Dans les premières pages de son merveilleux et déconcertant livre La vue et la vitesse, l’écrivain samoan Albert Hanover relate la commotion que lui causa sa première visite au Victoria and Albert Museum de Londres en été de 1991. Encore désorienté comme conséquence du temps hors des horloges qu’il passa dans les salles de falsifications à taille réelles de l’Antiquité, Moyen Age et Renaissance, il décida avant de sortir du bâtiment de parcourir une grand partie des ses nombreux kilomètres, laissant derrière lui progressivement les sculptures chinoises, un patio halluciné, reliquaires, émailles, ivoires et tailles médiévales, retables gothique tardif, reliefs de Donatello, chambres de William Morris, livres de Beatrix Potter … aux pièces dédiées à Frank Lloyd Wright, qui l’avait tant marqué indirectement quelques années avant.

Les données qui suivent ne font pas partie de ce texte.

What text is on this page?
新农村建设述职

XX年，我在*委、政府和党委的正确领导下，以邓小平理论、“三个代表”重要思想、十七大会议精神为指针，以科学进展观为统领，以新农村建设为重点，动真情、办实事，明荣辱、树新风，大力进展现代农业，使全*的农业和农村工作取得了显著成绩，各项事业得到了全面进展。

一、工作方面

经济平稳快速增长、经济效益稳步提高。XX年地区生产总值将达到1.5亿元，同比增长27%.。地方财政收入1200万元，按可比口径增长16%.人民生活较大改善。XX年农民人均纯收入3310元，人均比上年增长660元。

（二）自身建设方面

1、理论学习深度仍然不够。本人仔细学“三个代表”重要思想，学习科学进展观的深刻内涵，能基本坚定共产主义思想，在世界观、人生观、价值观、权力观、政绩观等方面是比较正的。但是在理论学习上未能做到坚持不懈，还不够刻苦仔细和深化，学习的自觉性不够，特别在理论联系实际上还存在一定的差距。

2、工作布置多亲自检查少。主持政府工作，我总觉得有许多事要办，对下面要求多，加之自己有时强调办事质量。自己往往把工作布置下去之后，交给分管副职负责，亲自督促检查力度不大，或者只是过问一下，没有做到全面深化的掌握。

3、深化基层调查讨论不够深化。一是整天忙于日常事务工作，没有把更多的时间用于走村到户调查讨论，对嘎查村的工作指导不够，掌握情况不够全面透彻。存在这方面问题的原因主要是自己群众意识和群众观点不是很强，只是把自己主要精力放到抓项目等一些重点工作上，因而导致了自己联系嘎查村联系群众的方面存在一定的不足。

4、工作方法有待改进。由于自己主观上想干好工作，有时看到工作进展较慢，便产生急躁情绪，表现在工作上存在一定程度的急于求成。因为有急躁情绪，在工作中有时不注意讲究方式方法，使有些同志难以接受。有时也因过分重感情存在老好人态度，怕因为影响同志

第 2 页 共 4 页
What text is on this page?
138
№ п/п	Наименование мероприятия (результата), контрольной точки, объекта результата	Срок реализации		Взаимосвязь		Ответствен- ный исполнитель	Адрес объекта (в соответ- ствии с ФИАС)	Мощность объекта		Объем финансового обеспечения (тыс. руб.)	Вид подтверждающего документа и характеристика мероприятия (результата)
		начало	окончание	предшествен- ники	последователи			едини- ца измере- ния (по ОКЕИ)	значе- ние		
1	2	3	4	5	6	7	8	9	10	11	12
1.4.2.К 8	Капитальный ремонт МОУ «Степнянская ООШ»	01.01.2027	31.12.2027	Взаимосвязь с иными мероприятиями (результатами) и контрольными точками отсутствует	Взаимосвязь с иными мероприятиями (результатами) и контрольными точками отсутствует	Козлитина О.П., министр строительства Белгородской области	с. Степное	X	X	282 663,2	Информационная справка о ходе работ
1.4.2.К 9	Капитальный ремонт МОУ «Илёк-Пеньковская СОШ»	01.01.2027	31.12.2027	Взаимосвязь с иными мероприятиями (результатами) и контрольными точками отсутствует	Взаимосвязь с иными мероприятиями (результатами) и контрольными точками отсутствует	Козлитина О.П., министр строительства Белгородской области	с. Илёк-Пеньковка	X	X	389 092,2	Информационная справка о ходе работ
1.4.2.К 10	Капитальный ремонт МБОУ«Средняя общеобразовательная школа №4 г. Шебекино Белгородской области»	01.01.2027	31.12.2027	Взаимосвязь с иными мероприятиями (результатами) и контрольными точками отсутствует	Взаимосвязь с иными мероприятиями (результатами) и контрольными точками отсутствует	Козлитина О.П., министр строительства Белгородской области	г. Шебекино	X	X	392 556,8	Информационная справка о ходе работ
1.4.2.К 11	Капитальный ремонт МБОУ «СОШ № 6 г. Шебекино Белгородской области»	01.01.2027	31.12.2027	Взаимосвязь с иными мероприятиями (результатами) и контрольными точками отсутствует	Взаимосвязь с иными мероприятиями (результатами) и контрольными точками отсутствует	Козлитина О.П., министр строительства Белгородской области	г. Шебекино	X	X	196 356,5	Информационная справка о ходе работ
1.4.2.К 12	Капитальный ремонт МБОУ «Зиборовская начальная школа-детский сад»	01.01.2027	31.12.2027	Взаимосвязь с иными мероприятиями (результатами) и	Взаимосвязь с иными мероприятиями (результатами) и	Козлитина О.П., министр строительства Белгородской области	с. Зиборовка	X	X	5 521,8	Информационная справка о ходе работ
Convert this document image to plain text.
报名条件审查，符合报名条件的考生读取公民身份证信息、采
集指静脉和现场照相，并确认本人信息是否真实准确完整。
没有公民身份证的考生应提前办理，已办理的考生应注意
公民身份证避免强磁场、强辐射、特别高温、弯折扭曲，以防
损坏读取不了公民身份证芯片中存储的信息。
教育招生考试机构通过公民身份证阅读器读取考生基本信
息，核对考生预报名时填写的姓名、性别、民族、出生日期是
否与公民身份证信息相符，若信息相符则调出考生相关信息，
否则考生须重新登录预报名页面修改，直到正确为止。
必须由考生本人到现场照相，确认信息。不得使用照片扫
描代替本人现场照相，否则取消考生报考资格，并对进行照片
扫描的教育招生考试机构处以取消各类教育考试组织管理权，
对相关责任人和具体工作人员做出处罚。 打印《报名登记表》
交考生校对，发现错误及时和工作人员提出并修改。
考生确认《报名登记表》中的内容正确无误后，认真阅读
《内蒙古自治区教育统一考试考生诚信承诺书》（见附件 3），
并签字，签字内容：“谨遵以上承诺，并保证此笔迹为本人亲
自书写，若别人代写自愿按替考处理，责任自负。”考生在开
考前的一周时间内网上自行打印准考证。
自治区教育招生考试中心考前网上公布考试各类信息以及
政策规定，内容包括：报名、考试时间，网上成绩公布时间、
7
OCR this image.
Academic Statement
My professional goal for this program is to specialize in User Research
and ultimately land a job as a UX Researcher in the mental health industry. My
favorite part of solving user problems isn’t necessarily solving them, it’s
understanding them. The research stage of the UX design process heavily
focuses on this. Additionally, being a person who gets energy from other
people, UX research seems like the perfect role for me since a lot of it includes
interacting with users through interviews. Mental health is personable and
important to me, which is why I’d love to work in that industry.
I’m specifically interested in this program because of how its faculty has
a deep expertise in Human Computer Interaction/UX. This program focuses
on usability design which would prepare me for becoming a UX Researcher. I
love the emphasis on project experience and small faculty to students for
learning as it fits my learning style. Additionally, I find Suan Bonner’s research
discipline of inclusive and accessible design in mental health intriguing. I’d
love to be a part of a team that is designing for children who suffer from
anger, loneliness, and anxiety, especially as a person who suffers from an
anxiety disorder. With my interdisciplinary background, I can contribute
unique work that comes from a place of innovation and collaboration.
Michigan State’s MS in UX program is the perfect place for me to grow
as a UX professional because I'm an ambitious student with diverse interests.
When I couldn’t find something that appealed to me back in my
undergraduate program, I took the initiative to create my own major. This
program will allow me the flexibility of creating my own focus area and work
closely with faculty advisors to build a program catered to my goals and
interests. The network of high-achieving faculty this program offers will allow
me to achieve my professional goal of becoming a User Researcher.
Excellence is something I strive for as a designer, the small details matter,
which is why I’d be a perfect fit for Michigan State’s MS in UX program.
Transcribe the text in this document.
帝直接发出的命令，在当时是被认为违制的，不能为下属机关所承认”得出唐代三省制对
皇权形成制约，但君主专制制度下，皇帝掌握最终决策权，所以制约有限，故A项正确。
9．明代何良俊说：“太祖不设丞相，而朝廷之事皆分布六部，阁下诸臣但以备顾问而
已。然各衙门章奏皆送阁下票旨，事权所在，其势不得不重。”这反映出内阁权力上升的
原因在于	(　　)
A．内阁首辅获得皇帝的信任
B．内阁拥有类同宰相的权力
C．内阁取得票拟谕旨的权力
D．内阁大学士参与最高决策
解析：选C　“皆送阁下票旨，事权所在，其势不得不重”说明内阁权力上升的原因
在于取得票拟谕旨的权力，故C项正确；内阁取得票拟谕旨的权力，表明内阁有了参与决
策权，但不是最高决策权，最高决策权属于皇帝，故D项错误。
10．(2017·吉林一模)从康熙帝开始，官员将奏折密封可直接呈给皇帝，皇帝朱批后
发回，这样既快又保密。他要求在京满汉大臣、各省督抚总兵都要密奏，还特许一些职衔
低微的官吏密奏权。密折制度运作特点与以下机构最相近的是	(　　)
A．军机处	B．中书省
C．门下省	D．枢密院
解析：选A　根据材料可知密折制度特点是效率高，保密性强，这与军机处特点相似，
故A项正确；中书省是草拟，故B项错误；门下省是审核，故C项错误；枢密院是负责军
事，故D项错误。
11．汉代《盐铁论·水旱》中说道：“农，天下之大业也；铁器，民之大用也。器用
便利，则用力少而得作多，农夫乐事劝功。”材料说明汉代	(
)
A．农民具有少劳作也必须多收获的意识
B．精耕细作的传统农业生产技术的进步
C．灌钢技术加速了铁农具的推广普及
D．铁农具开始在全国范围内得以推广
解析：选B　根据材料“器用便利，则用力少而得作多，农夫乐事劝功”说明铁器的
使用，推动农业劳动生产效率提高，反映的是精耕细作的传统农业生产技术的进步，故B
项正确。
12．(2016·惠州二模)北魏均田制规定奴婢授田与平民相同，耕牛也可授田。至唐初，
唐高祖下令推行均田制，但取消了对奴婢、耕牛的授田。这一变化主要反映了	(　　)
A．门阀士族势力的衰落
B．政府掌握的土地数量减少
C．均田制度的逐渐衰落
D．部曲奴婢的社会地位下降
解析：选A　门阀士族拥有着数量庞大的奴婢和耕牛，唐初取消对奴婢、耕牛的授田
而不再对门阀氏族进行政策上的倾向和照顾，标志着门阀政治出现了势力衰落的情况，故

Juste avant d’y arriver, il fut surprit par une affiche qui annonçait une exposition temporelle, pleine de dessins, tableaux et maquettes, dédiée à l’aspect le plus visionnaire de l’œuvre de Karl Friedrich Schinkel (1781-1841), le grand architecte et designer prussien. Il sentit que quelque chose sur l’affiche l’appelait de façon irrésistible, depuis un lieu qu’il ne pouvait pas situer. Il n’était pas rare qu’il sente ce genre de chants de sirène, spécialement depuis qu’une nuit, ivre, en traversant Oxford Street il fut frappé à la tête par un bus à deux étages de la ligne numéro 12 dont le chauffeur n’eut pas le temps de freiner suffisamment pour éviter la collision avec Hanover. Même si ce matin là il pensa que si il s’endormait il ne se réveillerait jamais, par miracle il n’eut rien de grave, sauf la perte de mémoire de certaines parties de sa vie suivant un patron apparemment aléatoire qui n’obéissait pas à la chronologie mais plutôt à la thématique, et d’autre part il avait la sensation de se souvenir de certaines choses avec une intensité inhabituelle, avec beaucoup de détails.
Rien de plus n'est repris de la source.